It has become conventional to assess damages for breach of a contract such as a confidentiality agreement or a restrictive covenant where the assessment of loss will be difficult by reference to the sum that the claimant could hypothetically have received in return for releasing the defendant from the obligation which he failed to perform. This stance was deprecated by the majority: instead, it is merely one tool to assess the economic value of the right which has been breached, considered as an asset.
The facts of the case itself illustrate the change of approach. One Step ran a business. Two directors wanted to leave the company and entered into covenants against competition and solicitation. Despite this, the directors opened a new business and breached those covenants. The judge at first instance ordered an assessment of the hypothetical licence fee that would have been agreed for a release from those covenants on a Wrotham Park basis in the alternative to ordinary compensatory damages. The Supreme Court rejected this approach: where the breach of a contractual obligation has caused the claimant to suffer economic loss, that loss should be measured as accurately or reliably as the nature of the case permits.
Damages assessed by reference to the value of the use wrongfully made of property (‘user damages’) are readily awarded at common law for the invasion or rights to tangible, moveable or immoveable property. Damages can be awarded in lieu of an injunction: one method of assessment is on the basis of the economic value of the right that the court declined to enforce by reference to the amount which the claimant could reasonably have demanded as a quid pro quo.
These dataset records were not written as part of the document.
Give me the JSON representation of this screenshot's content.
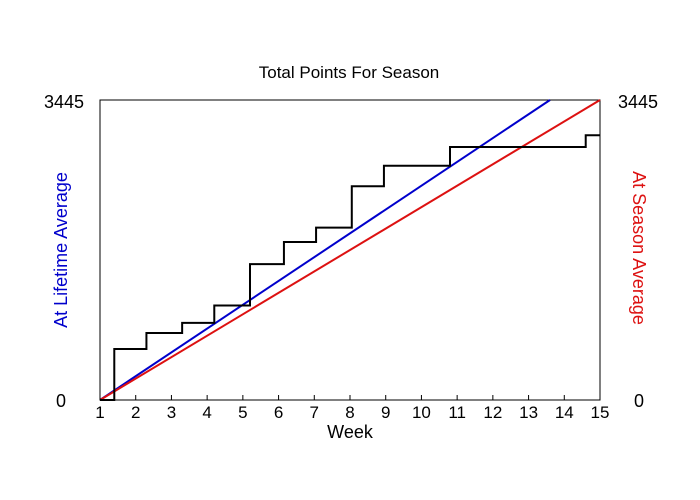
{
  "chart_data": {
    "type": "line",
    "title": "Total Points For Season",
    "xlabel": "Week",
    "ylabel_left": "At Lifetime Average",
    "ylabel_right": "At Season Average",
    "xlim": [
      1,
      15
    ],
    "ylim": [
      0,
      3445
    ],
    "x_ticks": [
      "1",
      "2",
      "3",
      "4",
      "5",
      "6",
      "7",
      "8",
      "9",
      "10",
      "11",
      "12",
      "13",
      "14",
      "15"
    ],
    "y_tick_left": [
      "0",
      "3445"
    ],
    "y_tick_right": [
      "0",
      "3445"
    ],
    "grid": false,
    "colors": {
      "lifetime": "#0000cc",
      "season": "#dd1111",
      "actual": "#000000"
    },
    "series": [
      {
        "name": "At Lifetime Average",
        "color": "#0000cc",
        "x": [
          1,
          13.6
        ],
        "y": [
          0,
          3445
        ]
      },
      {
        "name": "At Season Average",
        "color": "#dd1111",
        "x": [
          1,
          15
        ],
        "y": [
          0,
          3445
        ]
      },
      {
        "name": "",
        "color": "#000000",
        "step": true,
        "x": [
          1,
          1.25,
          1.4,
          2.3,
          3.3,
          4.2,
          5.2,
          6.15,
          7.05,
          8.05,
          8.95,
          10.8,
          14.6,
          15
        ],
        "y": [
          0,
          0,
          585,
          770,
          885,
          1085,
          1560,
          1815,
          1980,
          2455,
          2690,
          2905,
          3040,
          3040
        ]
      }
    ]
  }
}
Negotiating damages can be awarded for breach of contract where the loss suffered by the claimant is appropriately measured by reference to the economic value of the right which has been breached, considered as an asset. Common law damages for breach of contract are not a matter of discretion.
In the instant case, the correct object of the assessment would be to measure, as accurately as possible, the financial loss the claimant sustained. A hypothetical fee was not itself the measure of the claimant’s loss.